Quelquefois il s'amusait à soulever des fardeaux énormes, à haler avec violence sur une manœuvre, pour ne pas laisser, disait-il, sa nerveuse main se rouiller tout-à-fait. Mais ce n'était pas là ce qui pouvait satisfaire, et, pour ainsi dire, rassasier son inépuisable énergie musculaire. Le pugilat anglais aurait seul eu le privilége de l'amuser. Mais où trouver à donner, sans se compromettre, un bon et solide coup de poing, un simple et vigoureux coup de pied! La dignité de l'épaulette pouvait-elle se prêter facilement à ces délassemens vulgaires? L'athlétique officier pouvait-il trouver dans ses collègues assez de complaisance ou assez de vigueur pour se donner ou recevoir de temps en temps une volée bien conditionnée?
Hélas! non; il maigrissait faute d'exercice, faute de boxe, et son œil abattu voyait, presque en se mouillant de larmes, sa force herculéenne s'évanouir dans les muscles de ses bras oisifs et de ses jarrets énervés par l'inaction.
Quelquefois cependant il trouvait encore avec ravissement à se délasser de son long repos, en distribuant par ci par là une furtive tape ou un lourd black-eyes à d'indignes adversaires; il appelait cela se refaire la main. Mais ce n'était pas là remporter une palme....
Quand ses jeunes camarades, déguisés en marins, se rendaient à terre pour parcourir, incognito, ces maisons plus que suspectes où les soldats et les matelots vont épancher en liberté leurs joies tant soit peu brutales, notre héros ne manquait jamais d'être de la partie; et il fallait voir alors comme il réparait le temps perdu, soit qu'un habitué de la maison voulût en découdre, soit qu'un robuste et lourd galant s'avisât de disputer aux bruyans officiers déguisés la possession d'une des Laïs du logis.

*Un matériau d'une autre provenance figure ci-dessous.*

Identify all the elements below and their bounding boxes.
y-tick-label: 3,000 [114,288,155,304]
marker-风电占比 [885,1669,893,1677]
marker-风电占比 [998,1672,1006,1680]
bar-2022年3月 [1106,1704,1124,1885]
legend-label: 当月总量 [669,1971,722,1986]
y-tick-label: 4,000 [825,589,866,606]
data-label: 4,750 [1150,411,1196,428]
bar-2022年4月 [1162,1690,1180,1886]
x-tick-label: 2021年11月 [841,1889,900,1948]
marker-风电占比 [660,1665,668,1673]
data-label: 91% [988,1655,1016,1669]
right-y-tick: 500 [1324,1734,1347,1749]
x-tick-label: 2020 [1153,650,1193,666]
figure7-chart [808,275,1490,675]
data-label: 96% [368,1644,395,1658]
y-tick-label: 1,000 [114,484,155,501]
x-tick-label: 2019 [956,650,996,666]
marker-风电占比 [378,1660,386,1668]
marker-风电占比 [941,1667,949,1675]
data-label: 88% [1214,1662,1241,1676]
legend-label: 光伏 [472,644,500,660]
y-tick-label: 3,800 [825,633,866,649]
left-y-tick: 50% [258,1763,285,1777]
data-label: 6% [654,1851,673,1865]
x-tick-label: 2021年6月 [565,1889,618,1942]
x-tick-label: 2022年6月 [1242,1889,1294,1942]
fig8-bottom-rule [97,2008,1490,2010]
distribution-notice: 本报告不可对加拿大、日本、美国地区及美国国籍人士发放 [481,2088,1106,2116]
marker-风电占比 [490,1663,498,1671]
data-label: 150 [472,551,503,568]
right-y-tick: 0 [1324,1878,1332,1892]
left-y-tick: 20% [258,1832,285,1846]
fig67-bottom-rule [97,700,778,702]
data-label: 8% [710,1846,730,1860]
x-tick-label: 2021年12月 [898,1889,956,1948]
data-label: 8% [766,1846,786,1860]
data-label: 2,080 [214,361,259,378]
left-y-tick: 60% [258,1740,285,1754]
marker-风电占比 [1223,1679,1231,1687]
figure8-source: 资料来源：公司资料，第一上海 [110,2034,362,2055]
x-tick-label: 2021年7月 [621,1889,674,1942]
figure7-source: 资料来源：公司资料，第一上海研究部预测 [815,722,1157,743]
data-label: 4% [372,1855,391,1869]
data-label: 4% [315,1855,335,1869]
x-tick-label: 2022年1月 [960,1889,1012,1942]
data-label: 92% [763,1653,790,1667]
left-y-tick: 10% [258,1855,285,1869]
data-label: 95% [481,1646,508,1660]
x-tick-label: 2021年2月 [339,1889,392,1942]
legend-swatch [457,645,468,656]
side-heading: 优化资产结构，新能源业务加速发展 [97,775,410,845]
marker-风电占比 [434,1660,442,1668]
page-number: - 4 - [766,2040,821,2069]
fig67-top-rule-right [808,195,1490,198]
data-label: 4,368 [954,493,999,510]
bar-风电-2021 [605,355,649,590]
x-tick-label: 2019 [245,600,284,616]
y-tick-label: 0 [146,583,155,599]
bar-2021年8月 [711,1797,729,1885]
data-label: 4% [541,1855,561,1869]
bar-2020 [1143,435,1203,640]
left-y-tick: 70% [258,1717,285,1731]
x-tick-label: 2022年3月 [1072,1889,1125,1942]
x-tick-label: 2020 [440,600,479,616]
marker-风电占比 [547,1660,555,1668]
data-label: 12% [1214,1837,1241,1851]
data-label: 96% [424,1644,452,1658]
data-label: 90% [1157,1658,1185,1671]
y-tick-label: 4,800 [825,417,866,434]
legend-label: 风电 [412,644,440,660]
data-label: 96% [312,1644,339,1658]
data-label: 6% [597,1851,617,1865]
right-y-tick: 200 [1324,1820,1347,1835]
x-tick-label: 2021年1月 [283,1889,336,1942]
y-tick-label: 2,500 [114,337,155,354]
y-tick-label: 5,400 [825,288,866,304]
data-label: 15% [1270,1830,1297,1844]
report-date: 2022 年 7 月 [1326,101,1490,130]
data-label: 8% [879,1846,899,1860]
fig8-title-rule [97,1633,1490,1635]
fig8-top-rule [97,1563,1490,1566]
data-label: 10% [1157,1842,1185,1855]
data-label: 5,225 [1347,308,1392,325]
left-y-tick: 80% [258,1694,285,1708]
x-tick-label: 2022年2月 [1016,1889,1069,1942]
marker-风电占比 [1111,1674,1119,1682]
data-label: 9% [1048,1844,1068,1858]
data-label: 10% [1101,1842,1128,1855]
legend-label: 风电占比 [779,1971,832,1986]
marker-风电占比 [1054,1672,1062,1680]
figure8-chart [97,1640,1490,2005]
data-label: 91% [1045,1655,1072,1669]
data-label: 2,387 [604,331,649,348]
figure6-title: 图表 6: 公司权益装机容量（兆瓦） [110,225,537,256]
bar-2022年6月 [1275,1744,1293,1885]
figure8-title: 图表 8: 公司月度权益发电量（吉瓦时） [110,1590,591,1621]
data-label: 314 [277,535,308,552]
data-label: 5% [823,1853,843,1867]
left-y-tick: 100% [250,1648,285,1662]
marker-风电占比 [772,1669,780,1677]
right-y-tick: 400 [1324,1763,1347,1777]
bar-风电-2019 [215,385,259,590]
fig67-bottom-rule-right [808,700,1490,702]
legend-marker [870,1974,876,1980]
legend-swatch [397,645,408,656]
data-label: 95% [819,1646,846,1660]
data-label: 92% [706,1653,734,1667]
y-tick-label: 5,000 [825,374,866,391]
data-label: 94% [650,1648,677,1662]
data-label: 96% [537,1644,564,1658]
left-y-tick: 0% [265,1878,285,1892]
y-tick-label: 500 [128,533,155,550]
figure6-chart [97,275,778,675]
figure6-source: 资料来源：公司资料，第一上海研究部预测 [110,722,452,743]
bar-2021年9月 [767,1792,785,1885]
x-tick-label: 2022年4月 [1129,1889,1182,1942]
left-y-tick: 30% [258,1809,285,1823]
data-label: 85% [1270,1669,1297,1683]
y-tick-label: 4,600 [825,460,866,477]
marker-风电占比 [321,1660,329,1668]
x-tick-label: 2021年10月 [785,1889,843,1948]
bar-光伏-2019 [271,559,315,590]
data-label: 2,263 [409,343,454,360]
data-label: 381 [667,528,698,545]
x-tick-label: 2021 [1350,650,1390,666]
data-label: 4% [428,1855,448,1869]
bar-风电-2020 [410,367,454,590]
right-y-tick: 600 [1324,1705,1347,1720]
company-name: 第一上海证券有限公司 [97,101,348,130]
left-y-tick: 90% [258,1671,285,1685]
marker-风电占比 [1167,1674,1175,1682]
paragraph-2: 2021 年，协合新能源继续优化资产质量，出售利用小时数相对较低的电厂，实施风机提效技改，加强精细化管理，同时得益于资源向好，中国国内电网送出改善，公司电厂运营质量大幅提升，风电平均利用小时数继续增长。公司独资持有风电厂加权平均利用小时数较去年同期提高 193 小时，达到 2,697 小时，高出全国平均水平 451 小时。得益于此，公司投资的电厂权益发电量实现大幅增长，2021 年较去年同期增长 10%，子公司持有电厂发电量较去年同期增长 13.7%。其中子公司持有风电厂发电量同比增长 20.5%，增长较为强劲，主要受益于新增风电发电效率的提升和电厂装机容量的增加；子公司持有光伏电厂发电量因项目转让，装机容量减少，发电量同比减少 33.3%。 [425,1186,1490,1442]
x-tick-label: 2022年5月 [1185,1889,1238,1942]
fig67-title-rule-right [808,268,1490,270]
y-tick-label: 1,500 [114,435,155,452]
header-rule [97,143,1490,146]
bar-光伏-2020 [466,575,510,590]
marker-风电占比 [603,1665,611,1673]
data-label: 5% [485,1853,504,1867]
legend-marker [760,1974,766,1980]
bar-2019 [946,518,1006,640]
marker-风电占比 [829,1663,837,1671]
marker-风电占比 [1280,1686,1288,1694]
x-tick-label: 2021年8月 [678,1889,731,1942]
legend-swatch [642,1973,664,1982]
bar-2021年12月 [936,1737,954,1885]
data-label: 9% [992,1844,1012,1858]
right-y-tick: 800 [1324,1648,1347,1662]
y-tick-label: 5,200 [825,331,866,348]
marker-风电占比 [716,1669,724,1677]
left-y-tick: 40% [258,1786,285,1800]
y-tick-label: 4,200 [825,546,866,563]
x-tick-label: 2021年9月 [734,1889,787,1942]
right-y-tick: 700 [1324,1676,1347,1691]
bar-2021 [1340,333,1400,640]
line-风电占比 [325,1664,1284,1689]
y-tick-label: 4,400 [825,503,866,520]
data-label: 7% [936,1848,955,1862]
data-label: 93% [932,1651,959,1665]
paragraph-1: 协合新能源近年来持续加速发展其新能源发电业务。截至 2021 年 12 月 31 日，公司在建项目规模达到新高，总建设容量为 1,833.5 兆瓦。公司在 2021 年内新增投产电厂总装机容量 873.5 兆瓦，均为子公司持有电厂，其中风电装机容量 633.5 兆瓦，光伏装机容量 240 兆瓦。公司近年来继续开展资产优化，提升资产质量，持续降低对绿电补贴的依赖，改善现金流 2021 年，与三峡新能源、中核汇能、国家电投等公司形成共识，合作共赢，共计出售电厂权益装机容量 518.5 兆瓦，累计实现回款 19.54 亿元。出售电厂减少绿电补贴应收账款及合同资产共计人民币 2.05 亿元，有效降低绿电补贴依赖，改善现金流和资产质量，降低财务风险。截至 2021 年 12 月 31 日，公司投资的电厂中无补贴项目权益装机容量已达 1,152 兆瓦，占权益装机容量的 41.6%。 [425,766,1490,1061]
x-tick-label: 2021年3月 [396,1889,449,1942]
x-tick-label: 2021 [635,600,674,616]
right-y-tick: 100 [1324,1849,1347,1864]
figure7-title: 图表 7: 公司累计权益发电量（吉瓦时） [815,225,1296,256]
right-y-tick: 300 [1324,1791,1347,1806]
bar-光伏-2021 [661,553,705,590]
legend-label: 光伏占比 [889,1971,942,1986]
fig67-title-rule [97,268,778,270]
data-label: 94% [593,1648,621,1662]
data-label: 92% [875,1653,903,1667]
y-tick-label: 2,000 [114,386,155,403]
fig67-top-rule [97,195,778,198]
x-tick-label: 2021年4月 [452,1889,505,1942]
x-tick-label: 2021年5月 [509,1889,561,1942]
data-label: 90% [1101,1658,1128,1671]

Tous les rivaux qui se présentaient étaient sûrs de tomber sous le poing redoutable du damné lieutenant; et quand, par hasard, un matelot du bord venait à reconnaître avec effroi son chef dans l'adversaire qu'il allait combattre, les marques de respect et d'humilité qu'il ne manquait pas de prodiguer à son terrible supérieur ne désarmaient que bien faiblement celui-ci.
—Lieutenant, je vous demande bien pardon! je ne savais pas que c'était vous. Je vous prenais, avec votre veste, pour un matelot tout comme moi, et....
—En garde, jeanfesse, et défends-toi.
—Mon lieutenant, je vous demande excuse; mais que le bon Dieu m'élingue si je vous reconnaissais.
—Allons, pas tant de politesses, canaille. Tape sur moi comme sur ton égal.... Pein, pan, attrape! V'lin, v'lan, empoigne!...
Et alors les horions volaient sur la figure du pauvre diable.